La municipalité d’Avion s’est rassemblée devant le monument de la déportation pour rendre hommage à celles et ceux qui ont souffert sous le joug de l’oppression nazie. Entre dépôts de gerbes, discours officiels et intervention d’une lycéenne engagée, la cérémonie a rappelé l’impérieuse nécessité de transmettre la mémoire aux générations futures.

La ville d’Avion a honoré la mémoire des victimes et des héros de la déportation. La cérémonie, organisée devant le monument de la déportation, a débuté par les dépôts de gerbes et moments de recueillement, en présence des élus locaux, de représentants des associations d’anciens combattants et de nombreux citoyens.

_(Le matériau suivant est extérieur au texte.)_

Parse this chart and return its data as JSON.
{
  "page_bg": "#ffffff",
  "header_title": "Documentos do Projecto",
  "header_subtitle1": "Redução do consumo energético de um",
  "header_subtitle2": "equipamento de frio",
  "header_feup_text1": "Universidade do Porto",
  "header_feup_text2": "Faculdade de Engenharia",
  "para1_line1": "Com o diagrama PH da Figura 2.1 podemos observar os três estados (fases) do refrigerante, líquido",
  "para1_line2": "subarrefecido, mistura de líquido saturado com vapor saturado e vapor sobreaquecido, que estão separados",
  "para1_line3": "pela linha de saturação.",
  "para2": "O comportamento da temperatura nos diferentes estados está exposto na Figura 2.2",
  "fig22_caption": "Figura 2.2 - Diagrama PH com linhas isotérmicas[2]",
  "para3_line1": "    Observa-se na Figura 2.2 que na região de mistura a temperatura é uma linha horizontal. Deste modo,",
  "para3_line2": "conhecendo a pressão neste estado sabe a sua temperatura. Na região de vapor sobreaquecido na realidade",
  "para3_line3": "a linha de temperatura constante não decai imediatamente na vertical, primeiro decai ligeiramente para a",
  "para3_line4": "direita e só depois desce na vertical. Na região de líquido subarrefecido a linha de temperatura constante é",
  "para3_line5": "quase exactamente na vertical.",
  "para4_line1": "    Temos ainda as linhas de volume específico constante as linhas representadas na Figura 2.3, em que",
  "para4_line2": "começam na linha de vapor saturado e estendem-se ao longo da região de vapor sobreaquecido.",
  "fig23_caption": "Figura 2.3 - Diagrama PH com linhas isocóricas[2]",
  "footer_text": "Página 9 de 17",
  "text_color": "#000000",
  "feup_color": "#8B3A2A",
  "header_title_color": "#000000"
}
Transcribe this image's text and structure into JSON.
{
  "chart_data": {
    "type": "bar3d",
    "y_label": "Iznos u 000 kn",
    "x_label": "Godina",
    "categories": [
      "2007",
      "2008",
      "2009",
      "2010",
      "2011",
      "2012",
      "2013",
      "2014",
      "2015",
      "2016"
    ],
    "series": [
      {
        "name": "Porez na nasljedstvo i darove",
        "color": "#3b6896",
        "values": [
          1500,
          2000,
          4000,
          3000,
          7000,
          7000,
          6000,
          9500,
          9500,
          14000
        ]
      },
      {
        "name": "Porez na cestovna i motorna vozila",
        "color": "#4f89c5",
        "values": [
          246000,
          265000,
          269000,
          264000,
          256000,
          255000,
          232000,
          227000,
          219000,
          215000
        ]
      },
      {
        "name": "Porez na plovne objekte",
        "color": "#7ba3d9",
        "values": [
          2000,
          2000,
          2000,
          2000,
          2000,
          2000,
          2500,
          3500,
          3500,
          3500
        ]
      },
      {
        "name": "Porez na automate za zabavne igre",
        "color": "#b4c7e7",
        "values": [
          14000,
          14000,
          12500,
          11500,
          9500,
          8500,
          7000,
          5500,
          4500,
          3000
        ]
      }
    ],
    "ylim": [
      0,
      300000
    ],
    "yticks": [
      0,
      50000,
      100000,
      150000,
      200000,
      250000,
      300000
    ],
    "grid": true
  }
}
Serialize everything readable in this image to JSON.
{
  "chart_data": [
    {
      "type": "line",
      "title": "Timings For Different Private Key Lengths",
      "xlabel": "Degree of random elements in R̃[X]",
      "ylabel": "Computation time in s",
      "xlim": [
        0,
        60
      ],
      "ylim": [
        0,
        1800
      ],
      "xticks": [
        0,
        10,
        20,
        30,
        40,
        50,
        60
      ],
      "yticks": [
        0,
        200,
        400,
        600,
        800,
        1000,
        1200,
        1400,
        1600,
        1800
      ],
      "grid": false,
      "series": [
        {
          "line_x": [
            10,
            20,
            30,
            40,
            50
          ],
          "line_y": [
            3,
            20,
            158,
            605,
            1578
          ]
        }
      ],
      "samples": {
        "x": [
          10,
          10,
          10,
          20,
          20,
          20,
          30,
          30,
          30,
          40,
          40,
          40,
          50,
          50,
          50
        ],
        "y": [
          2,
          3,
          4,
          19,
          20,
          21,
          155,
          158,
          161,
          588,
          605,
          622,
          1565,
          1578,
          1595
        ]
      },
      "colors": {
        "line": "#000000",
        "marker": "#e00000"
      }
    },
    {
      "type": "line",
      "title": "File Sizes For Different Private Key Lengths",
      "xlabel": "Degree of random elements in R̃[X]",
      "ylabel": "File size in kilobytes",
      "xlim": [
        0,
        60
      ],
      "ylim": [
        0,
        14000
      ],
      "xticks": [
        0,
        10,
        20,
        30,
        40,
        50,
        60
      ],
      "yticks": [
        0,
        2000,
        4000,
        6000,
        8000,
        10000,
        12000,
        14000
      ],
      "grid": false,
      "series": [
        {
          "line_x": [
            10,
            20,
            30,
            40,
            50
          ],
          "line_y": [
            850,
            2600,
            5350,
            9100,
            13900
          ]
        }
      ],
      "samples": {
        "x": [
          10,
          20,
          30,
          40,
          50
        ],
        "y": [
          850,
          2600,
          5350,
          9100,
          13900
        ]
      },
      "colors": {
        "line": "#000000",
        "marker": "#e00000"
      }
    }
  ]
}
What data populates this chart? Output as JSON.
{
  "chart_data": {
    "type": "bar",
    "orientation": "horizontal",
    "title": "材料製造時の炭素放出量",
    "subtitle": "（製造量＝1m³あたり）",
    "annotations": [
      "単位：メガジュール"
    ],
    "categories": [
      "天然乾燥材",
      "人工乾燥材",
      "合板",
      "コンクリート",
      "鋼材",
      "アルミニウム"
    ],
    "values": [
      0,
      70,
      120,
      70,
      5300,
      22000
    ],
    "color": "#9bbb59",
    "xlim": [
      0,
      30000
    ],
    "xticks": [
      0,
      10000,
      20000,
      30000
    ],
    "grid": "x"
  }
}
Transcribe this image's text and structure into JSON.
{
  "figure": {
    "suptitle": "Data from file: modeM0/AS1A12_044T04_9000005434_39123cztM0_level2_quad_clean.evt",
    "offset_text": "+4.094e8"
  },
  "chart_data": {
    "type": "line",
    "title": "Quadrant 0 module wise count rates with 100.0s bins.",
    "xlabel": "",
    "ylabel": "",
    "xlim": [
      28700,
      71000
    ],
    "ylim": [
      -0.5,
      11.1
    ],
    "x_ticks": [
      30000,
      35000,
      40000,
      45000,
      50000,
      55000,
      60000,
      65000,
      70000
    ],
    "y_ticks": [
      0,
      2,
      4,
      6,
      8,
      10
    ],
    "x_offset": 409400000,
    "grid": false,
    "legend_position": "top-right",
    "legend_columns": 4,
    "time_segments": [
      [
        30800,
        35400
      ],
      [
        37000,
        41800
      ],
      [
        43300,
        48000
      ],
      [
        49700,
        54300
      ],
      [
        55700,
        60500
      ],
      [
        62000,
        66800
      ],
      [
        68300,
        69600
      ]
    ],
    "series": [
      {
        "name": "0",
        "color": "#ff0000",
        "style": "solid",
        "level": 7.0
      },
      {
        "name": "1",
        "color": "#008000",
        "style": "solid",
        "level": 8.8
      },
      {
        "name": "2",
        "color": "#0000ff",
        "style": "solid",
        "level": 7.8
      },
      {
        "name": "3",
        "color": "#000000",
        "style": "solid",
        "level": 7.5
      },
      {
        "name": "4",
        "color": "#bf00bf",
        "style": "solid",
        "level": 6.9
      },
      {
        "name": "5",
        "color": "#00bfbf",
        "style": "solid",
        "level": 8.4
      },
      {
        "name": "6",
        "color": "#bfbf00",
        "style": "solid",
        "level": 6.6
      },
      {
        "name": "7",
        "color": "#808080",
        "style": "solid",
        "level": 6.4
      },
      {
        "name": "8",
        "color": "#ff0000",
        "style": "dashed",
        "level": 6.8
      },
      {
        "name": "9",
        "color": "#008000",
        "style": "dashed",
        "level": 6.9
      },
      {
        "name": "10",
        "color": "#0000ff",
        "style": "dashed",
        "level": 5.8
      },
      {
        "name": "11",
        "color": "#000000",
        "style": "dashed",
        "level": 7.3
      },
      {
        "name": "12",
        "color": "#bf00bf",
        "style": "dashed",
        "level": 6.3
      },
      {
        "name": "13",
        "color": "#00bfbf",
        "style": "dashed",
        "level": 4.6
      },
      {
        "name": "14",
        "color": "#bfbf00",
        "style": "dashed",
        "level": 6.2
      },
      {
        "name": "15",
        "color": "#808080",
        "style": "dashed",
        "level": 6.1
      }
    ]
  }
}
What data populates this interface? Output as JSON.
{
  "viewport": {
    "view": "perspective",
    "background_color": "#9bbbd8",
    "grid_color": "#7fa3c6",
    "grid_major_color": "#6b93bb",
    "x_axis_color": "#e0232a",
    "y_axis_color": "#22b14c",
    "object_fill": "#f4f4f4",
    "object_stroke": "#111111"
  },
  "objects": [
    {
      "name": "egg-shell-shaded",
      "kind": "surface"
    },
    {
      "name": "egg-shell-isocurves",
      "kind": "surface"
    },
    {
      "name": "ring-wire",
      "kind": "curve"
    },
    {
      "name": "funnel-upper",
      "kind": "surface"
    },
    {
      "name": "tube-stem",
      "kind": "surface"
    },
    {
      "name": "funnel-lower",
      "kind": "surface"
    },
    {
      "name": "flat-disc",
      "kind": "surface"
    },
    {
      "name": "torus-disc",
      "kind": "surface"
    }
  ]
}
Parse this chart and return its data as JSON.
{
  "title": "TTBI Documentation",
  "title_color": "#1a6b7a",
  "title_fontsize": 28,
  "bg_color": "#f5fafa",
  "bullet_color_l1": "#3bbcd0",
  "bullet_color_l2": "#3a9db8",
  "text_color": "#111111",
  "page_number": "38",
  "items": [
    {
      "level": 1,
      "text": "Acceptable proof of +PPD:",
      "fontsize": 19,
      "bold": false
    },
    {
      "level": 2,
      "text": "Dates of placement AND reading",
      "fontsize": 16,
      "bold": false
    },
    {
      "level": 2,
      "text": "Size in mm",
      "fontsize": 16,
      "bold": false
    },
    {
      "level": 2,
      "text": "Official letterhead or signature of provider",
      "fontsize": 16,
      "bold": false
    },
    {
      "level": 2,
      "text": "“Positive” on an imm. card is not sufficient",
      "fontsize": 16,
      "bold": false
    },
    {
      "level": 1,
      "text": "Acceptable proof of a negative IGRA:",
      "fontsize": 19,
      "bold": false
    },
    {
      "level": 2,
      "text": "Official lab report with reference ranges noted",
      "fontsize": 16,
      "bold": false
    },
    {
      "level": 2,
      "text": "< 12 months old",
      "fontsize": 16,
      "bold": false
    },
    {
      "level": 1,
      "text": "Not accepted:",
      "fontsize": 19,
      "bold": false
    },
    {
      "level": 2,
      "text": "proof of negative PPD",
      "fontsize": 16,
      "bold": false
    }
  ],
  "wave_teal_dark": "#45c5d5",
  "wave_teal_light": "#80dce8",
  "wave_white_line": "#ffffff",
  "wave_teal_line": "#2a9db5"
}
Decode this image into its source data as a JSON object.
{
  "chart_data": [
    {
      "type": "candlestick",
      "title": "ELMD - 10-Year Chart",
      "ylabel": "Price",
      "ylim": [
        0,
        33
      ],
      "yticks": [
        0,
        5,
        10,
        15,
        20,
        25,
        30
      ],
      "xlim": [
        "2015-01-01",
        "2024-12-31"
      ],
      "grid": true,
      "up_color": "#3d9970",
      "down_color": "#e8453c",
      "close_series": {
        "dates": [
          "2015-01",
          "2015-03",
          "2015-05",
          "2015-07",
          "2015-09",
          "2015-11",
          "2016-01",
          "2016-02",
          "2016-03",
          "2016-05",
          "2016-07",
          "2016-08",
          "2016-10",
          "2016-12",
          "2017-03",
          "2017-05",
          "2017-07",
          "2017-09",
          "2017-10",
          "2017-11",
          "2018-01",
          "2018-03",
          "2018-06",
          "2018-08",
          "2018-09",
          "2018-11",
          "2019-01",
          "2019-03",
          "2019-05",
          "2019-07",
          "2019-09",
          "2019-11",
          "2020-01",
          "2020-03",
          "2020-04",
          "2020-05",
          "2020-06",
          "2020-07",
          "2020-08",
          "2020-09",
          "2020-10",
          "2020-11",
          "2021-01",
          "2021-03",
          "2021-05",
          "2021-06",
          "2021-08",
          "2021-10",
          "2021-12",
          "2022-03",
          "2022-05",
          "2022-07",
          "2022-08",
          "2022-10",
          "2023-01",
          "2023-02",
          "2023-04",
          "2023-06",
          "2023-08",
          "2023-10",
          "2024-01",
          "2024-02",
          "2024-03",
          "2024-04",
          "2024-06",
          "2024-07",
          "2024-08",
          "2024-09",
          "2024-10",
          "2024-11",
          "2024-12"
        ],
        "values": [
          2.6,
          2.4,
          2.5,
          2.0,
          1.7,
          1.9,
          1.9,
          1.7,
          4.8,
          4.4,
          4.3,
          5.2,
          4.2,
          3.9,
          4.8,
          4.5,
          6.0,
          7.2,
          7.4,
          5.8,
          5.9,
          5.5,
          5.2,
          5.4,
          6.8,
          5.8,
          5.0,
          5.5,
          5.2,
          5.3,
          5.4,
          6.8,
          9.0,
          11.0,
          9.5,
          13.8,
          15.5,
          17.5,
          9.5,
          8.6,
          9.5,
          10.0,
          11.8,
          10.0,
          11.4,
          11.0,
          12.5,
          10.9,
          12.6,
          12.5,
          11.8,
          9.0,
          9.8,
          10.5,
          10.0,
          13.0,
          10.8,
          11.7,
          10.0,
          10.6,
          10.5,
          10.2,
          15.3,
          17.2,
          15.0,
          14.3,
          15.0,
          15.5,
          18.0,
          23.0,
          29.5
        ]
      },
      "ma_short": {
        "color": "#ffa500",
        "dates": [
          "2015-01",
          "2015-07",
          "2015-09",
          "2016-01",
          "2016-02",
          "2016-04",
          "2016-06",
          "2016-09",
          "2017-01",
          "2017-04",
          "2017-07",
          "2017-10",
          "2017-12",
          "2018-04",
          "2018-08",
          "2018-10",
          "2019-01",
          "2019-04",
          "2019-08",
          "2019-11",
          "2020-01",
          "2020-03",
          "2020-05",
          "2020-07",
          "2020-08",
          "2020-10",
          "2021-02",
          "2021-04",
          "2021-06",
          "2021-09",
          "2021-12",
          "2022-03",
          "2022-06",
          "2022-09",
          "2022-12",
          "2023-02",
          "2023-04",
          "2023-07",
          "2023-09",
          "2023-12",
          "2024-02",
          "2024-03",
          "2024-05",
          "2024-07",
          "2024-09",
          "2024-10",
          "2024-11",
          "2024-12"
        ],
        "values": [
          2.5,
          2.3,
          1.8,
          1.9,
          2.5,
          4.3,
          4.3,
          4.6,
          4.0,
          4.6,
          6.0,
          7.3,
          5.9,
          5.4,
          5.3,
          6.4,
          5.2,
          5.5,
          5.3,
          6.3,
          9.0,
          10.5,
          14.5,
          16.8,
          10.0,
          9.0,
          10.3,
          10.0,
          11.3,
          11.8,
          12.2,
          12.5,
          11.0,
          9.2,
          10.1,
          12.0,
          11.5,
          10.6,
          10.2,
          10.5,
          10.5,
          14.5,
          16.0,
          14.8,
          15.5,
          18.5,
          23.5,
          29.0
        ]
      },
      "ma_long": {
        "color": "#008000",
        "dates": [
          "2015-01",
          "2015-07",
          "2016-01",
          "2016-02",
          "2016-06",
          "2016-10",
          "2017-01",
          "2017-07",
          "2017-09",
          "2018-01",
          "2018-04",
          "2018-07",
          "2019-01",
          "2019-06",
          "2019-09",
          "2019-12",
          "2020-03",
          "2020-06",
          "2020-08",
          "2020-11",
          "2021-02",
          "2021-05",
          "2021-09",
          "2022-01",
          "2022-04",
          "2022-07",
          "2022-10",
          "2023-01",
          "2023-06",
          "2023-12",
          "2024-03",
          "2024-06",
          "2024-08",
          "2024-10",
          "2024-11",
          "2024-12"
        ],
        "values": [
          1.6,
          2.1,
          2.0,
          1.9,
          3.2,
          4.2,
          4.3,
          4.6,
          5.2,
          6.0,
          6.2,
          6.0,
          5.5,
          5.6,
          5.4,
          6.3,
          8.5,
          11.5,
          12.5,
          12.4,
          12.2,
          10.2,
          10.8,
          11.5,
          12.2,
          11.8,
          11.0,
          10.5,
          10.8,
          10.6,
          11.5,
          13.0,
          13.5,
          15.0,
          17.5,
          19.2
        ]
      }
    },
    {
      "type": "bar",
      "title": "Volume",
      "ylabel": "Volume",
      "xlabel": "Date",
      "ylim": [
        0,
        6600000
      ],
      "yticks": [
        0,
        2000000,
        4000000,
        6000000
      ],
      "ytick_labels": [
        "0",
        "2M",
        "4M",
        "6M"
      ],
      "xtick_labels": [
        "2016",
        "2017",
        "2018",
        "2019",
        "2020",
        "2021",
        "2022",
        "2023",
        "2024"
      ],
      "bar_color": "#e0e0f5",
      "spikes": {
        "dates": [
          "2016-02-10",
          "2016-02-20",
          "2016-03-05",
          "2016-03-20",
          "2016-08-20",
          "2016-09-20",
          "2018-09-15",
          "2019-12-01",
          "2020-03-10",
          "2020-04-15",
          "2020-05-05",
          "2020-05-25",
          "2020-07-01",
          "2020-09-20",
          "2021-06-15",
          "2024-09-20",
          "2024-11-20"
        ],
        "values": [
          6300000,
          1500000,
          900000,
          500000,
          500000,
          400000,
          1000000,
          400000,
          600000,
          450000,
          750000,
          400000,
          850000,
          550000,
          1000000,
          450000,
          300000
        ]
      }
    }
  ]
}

Pierre Chéret, fils de cheminot résistant déporté à Dachau-Landsberg et président de la FNDIRP (Fédération nationale des déportés, internés, résistants, patriotes), a ouvert les prises de parole en lisant le message national de cette journée du souvenir. Avec gravité, il a rappelé les valeurs de courage et de résistance qui doivent continuer d’inspirer les générations actuelles. Le premier magistrat de la ville, Jean Létoquart avait également invité Cléa Bogasz, élève en terminal au lycée Picasso, à s’exprimer. En effet, a jeune fille a choisi de faire son grand oral du bac sur le sujet des camps de concentration. Elle, a partagé ses réflexions et son engagement pour perpétuer la mémoire des victimes. « Je suis là pour porter une voix. Une mémoire. Une responsabilité. Parce que parler des camps, ce n’est pas parler d’un passé lointain. C’est parler d’êtres humains à qui on a tout enlevé : leur liberté, leur identité, leur dignité. Si je prends la parole aujourd’hui. C’est par choix. Le choix de comprendre. Le choix de transmettre. Le choix de rester vigilant. Parce que la mémoire n’est pas tournée vers le passé. Elle est tournée vers l’avenir. » Le maire d’Avion, dans son allocution, a appelé également que notre ville ne fut pas épargné notamment lors de la rafle de Lens « la liste des personnes qui forment le convoi a été constituée sur quatre jours : elle est entamée le 11 septembre 1942 et terminée le 13. Dans ce convoi de 1047 personnes, 716 ne sont pas sélectionnées pour le travail à Auchwitz et disparaissent dans les chambres à gaz. Seuls 25 en reviendront » L’édile a insisté sur la nécessité de répéter, sans relâche, que cette commémoration n’est pas uniquement tournée vers l’histoire et la mémoire, mais bien vers notre présent et notre avenir.